Assigning IPv6 /48's to CPE's?

Rick Astley jnanog at gmail.com
Thu Jan 3 08:52:00 UTC 2008


>* /32 for ISPs unless they can justify more
>* /48 for subscribers unless they can justify more
>* /64 when you know for certain that one and only one subnet will ever be
required
>* /128 when you know for certain you're dealing with a single device
>* Sparse allocation so whichever size you choose you can usually increase
it by simply changing the prefix length.

So if /64 is "subnet" rather than "node" then the practice of placing one
and only one node per subnet is pretty wasteful.

And giving residential users a /48 will leave them with 80 bits for
addressing.

Even if the household was using 1,000,000,000,000,000 IP addresses in their
home, this would mean that they are still not using 99.9999999% of the IP
addresses they have been allocated.

I know the reason for this is becasue they are allocated IP's based on
number of possible subnets, rather than total number of available IP's, so
it would be more fair to say they are allocated 65,536 subnets.

So Acme DSL has been given a /32 from ARIN. Bob their administrator promptly
decides it is a good idea to just give each customer a /48 becasue who knows
/what/ their needs may be.

This gives Acme Bob enough IP addresses for 2^(48-32) or 65,536 customers
assuming bob uses none of these IP addresses for his own equipment and has a
single homed network.

If Bob has a multihomed network, he can't just give one /48 to a customer in
NY and the next one to a customer in CA unless he wants to fill up Internet
routing tables with /48's, so he will have to assign large aggregate blocks
to each region.

Accommodating for this, Bob is unlikely to plan for more than 30%
utilization in any one region, with most being less and some aggregate
blocks withheld entirely for growth.

So lets say Acme DSL's IPv6 deployment places them in the ballpark of 10%
utilization (not bad considering end users are wasting
99.99999999999999999999%), this gives them enough blocks for only 6,500
customers.

Take someone like Comcast with ~12 million subscribers.

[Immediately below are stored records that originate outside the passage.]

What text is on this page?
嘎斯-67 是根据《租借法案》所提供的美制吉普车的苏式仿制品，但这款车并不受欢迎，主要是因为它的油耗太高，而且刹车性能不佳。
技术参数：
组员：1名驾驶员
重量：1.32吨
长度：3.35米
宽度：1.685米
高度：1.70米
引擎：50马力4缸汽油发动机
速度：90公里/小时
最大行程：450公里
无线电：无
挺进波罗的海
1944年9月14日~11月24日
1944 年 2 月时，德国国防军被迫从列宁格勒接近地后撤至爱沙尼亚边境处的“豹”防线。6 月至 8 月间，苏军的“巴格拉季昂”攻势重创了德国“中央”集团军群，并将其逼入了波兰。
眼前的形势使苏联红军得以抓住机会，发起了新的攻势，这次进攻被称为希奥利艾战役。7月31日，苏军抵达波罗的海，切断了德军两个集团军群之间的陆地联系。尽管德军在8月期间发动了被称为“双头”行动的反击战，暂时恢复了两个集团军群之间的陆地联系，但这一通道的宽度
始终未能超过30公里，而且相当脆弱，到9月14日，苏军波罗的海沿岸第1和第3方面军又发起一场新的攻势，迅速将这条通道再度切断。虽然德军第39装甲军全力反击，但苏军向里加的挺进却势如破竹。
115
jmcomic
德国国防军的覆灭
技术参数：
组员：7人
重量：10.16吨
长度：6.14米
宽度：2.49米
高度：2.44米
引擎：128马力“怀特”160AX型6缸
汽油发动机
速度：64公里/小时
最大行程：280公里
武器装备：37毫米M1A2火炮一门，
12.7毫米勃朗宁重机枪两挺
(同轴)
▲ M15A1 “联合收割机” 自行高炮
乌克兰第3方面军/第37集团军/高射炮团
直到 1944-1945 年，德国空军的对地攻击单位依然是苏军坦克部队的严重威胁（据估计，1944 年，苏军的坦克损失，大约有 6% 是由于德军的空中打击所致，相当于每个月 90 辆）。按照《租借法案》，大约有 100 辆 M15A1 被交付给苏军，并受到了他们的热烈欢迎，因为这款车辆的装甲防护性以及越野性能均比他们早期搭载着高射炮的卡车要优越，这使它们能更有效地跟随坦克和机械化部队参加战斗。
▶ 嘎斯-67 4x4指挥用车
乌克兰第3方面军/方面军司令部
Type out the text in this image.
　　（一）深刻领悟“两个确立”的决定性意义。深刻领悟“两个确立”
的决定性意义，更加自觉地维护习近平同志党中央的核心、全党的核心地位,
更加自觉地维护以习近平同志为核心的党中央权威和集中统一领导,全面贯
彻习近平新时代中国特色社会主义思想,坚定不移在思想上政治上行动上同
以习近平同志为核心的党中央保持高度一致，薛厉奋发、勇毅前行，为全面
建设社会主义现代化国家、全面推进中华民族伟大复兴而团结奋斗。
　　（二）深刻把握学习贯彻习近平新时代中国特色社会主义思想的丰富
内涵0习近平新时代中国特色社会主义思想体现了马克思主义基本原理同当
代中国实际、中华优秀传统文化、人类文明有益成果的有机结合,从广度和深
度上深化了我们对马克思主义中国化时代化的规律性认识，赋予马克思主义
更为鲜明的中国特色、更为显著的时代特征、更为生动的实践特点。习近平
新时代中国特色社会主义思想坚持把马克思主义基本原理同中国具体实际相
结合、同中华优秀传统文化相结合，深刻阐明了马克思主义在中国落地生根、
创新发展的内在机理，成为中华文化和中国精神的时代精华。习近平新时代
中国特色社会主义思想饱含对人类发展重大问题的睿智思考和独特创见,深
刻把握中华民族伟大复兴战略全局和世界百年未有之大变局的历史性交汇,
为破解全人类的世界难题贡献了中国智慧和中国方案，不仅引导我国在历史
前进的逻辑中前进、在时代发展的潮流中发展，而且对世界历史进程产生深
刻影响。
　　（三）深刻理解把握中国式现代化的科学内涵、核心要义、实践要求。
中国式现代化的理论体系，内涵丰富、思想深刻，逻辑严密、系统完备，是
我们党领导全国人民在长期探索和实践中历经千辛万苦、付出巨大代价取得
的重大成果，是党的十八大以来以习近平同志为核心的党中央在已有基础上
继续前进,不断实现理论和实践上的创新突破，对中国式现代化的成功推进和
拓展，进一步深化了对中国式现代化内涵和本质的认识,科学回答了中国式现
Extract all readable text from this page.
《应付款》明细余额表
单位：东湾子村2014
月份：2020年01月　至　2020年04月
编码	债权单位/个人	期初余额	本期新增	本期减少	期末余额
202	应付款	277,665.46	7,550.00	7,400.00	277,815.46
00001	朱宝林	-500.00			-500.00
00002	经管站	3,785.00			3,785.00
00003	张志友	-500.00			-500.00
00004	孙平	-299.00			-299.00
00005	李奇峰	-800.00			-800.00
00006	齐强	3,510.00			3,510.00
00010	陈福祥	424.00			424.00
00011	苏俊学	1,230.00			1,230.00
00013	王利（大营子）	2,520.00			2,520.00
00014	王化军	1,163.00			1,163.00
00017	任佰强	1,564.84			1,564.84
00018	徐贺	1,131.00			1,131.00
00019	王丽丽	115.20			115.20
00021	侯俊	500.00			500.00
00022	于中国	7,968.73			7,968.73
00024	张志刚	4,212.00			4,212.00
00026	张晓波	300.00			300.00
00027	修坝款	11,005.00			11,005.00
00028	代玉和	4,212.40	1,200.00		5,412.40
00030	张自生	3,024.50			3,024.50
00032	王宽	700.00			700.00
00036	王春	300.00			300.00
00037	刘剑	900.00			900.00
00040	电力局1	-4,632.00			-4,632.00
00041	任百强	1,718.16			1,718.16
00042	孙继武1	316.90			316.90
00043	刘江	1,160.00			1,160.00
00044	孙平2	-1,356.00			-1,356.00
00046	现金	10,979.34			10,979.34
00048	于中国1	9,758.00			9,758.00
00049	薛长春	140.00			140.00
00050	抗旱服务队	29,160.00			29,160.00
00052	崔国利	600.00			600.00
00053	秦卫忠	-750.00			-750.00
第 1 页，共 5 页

It would take an IPv6 /24 to get 16.7 million /48's (2^24). With a net
efficiency of 10% they are going to need to be allocated 120 million /48's.
It would take a /21 to give them 2^(48-21) = ~134 million /48's.

So in short, a /48 to subscribers seems like complete overkill, and a /32 to
ISP's seems completely inadequate (80 vs 16 bits).

I thought one of the goals of IPv6 was to assign ISP's huge blocks with low
utilization so they don't have push a bunch of individual prefixes out to
the worlds routing tables?

It seems to me while being extra super sure we meet goal 1 of making sure
NAT is gone for ever (and ever) we fail goal 2 of not allocating a bunch of
prefixes to ISP's that are too small.